While The Reaper swept his scythe through soul after soul, I gazed at the ceiling that hid us from the Seraphs, the overturned pews where hungry fires burned, and the bodies in the far corner. Then I froze when I saw the uniform on the woman standing over the still-living humans.

Pride sank a triangular trench knife into a victim who screamed and collapsed, twitching as the blood ran freely out of the wound. Moments later, the Jewish woman expired and her soul stood up from her corpse, life force radiating from her toes to her tormented face. Pride straightened her spine and raised her chin high. My former martial arts instructor examined every inch of her black-and-gold Convictionist uniform to make sure no blood had spattered onto it. Then she reached out a hand and drank the life force from the fresh soul.

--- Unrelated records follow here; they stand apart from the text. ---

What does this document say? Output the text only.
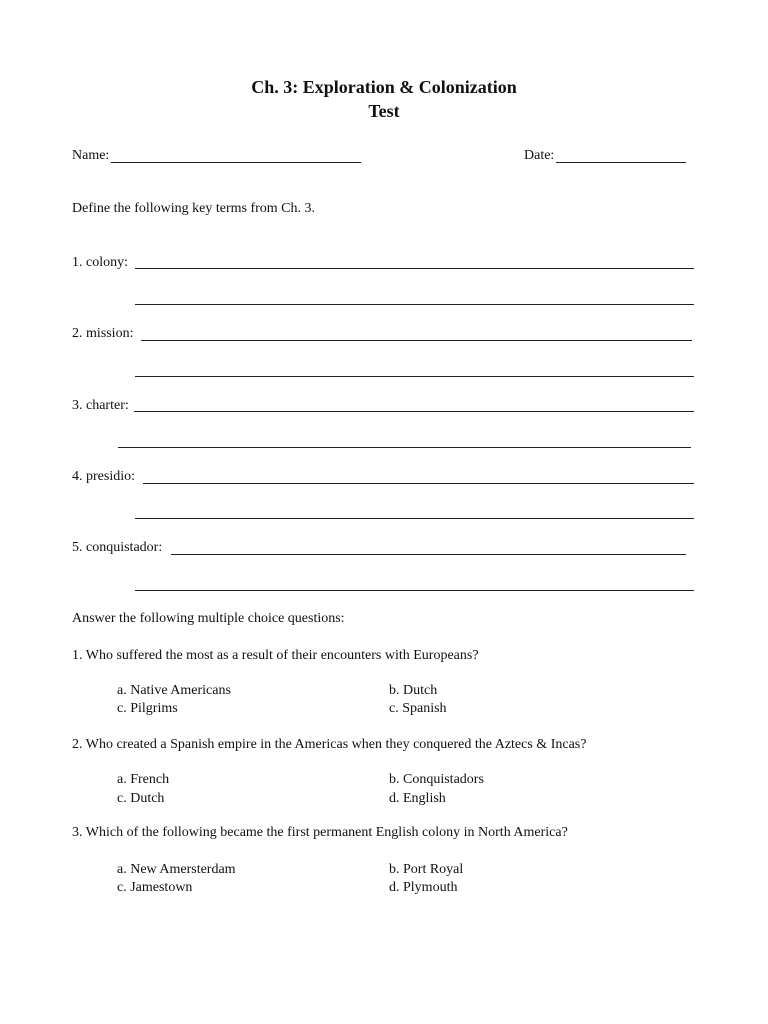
Ch. 3: Exploration & Colonization
Test
Name:	Date:
Define the following key terms from Ch. 3.
1. colony:
2. mission:
3. charter:
4. presidio:
5. conquistador:
Answer the following multiple choice questions:
1. Who suffered the most as a result of their encounters with Europeans?
a. Native Americans	b. Dutch
c. Pilgrims	c. Spanish
2. Who created a Spanish empire in the Americas when they conquered the Aztecs & Incas?
a. French	b. Conquistadors
c. Dutch	d. English
3. Which of the following became the first permanent English colony in North America?
a. New Amersterdam	b. Port Royal
c. Jamestown	d. Plymouth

This had been the first time I’d seen Pride in decades, and at the time, I sure as hell didn’t want The Reaper to know anything about her or us. Let him be distracted by the hundred or so souls he was harvesting in the area. While my boss circled the synagogue outside, I blitzed at Pride and drew the haloxite knife from inside my blazer. Fury and pain fueled every wingflap. Red slivers swirled behind both eyes.

I wanted to cover up that pain by killing its source.

Pride pivoted on her back foot at the same moment I swung the knife blade at her neck. She seized my arm with one of hers, whipped me over her head, and hammered me down onto the shattered brick of a destroyed windowsill.

Pride touched the remaining brickwork with her other hand and cut loose with her white collar power. Re-Glorify. The recently wrecked brick re-formed around my hand and head, trapping the rest of me in plain view of the Seraphs overhead on the outside of the synagogue.

That left me trapped with the Septuplet I’d hoped never to see again.